Having discovered his vocation for photography in 1958 while on holiday in the USSR, in 1964-65 Duane Michals began to document New York City in a tantalisingly unfamiliar guise, virtually empty of inhabitants at dawn or dusk. In deeply evocative black-and-white images he depicted storefronts and interiors; deserted stations, subway cars, funfairs and arcades; derelict markets, vacant theatres and diners.
Already the hallmarks of his mature style were apparent: a fascination with the sequencing of his images as a way of establishing a narrative, an understanding of the emotive power of locations as sites of epiphany, an instinctive ability to frame the subject within the view-finder and to draw out its atmosphere from the available natural lighting, and a concentration on incidental details and amusing juxtapositions. He soon recognised the potential of these locations as stage sets for the human dramas that he began to make a few years later and on which his reputation as an artist was to rest. It is no exaggeration to say that through his Empty New York images, only a very few of which have been published or exhibited before, he discovered his voice as an artist photographer whose work is full of poetry and a yearning for spiritual fulfilment.
Day after day Michals would rise at dawn to capture unpeopled sidewalks, bridges and parking lots, architectural fragments, the Hudson River, cityscapes in the mist, skyscrapers and urban nature reflected in the puddles of Central Park.

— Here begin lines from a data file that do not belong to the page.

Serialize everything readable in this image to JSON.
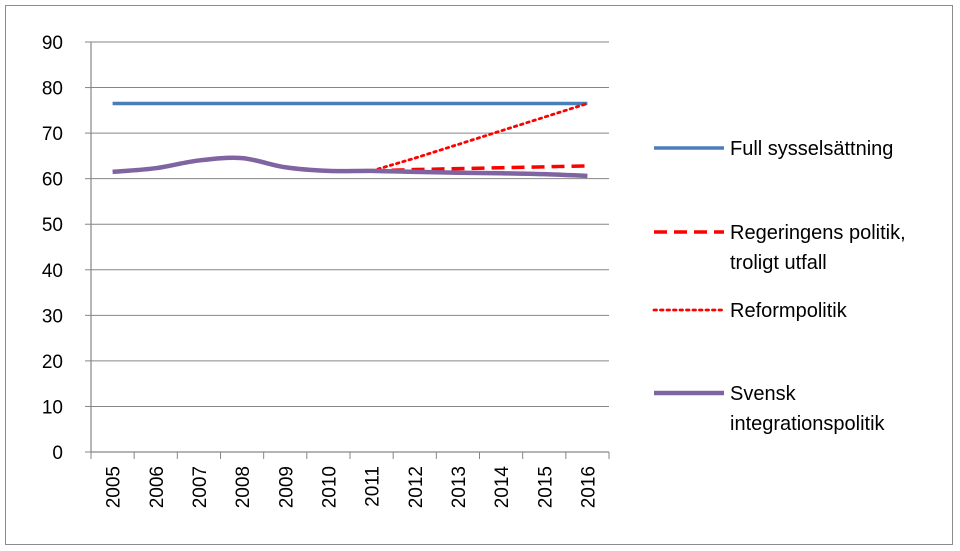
{
  "chart_data": {
    "type": "line",
    "title": "",
    "xlabel": "",
    "ylabel": "",
    "x": [
      "2005",
      "2006",
      "2007",
      "2008",
      "2009",
      "2010",
      "2011",
      "2012",
      "2013",
      "2014",
      "2015",
      "2016"
    ],
    "ylim": [
      0,
      90
    ],
    "yticks": [
      0,
      10,
      20,
      30,
      40,
      50,
      60,
      70,
      80,
      90
    ],
    "grid": "horizontal",
    "legend_position": "right",
    "series": [
      {
        "name": "Full sysselsättning",
        "color": "#4a7ebb",
        "style": "solid",
        "values": [
          76.5,
          76.5,
          76.5,
          76.5,
          76.5,
          76.5,
          76.5,
          76.5,
          76.5,
          76.5,
          76.5,
          76.5
        ]
      },
      {
        "name": "Regeringens politik, troligt utfall",
        "color": "#ff0000",
        "style": "dashed",
        "values": [
          null,
          null,
          null,
          null,
          null,
          null,
          61.7,
          62.0,
          62.2,
          62.4,
          62.6,
          62.8
        ]
      },
      {
        "name": "Reformpolitik",
        "color": "#ff0000",
        "style": "dotted",
        "values": [
          null,
          null,
          null,
          null,
          null,
          null,
          61.7,
          64.5,
          67.5,
          70.5,
          73.5,
          76.5
        ]
      },
      {
        "name": "Svensk integrationspolitik",
        "color": "#8064a2",
        "style": "solid",
        "values": [
          61.5,
          62.3,
          64.0,
          64.5,
          62.5,
          61.7,
          61.7,
          61.5,
          61.3,
          61.2,
          61.0,
          60.6
        ]
      }
    ]
  }
}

Beautifully realised and now achingly nostalgic, the photographs in Empty New York show us the city frozen in time, just as Eugène Atget, one of Michals’ heroes, commemorated Paris in the early years of the twentieth century. A social history and also a photographic reportage, Duane Michals’ pictorial poem reminds us with every frame how he has earned his place among the greats of American photography.